Digithead has provided a citation from a scientific journal. The referenced article supports the notion that you get better results using stratification. But on the narrow point that Saizai has claimed, the article completely supports him. The authors write:
For trials with unstratified randomization, the erroneous finding of a statistically significant (P<0.05) difference between treatments occurred about 50 of 1,000 times in their computer simulation, regardless of endpoint rates in the constituent strata or sample size.

In other words, if you randomize as Saizai suggests and use a critical value for five percent test, you get a false positive five percent of the time - just as basic statistics tells you will happen.

-Dick Startz
 
No, there is nothing that I can propose for you as you obviously do not want to take any advice....

This board is entirely inappropriate place to provide you with experimental design advice beyond what we've already done...

We've shown you that your sampling design and sample size are inadequate for the hypothesis that you have and are prone to increasing false positives in the face of confounders, especially at the small differences that you expect...

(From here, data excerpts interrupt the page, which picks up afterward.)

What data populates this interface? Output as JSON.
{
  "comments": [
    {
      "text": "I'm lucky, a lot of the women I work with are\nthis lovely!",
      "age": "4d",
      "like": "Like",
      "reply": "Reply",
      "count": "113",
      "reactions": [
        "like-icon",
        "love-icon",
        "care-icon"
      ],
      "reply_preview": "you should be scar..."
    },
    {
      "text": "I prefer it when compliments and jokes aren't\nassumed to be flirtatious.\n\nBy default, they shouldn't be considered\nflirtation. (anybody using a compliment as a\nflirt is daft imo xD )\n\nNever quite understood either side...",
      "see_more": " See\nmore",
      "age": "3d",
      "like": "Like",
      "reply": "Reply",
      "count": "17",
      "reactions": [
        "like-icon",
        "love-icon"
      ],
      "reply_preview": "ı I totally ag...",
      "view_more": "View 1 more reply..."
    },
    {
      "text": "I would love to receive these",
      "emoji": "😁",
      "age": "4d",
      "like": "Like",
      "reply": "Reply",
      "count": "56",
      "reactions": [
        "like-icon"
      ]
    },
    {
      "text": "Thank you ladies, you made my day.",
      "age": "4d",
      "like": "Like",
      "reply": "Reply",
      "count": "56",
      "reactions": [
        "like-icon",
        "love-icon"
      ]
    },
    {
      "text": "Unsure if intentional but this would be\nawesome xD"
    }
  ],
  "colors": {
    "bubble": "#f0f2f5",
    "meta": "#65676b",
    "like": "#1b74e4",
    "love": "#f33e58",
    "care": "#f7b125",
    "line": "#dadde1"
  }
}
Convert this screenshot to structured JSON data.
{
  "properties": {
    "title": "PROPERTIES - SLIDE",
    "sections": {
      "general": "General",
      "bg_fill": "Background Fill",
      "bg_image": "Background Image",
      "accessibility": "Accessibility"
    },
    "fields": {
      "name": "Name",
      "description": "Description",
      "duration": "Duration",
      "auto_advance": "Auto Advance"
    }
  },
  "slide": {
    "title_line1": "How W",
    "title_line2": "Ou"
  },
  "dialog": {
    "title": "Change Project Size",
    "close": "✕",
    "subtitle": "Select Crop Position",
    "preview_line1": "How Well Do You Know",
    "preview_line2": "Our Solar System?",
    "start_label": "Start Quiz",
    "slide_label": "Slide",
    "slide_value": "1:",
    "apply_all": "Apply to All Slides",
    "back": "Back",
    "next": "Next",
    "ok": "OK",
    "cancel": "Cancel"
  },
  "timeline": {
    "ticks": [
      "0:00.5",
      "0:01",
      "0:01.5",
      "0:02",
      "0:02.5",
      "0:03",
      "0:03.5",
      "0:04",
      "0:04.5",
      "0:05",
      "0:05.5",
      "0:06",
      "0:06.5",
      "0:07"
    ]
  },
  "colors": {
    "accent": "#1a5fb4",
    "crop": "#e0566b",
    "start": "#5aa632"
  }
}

What you do with that fact is entirely up to you...

I'll say it again despite all evidence that you cannot take any advice that does not conform to your belief that you can't possibly be wrong - seek the assistance of a biostatistician who will work with you throughout your entire clinical trial. Engaging this board as that person will not give you the level of service you so obviously need...

Just want to thank you for your posts...I'm learning a lot--it's been a while since I've done statistics--I know that the OP cannot hear you, but you are edifying others, I assure you.

It's always a bad sign when someone makes an assertion and then says "prove me wrong"--as though that had anything to do with whether they were "right".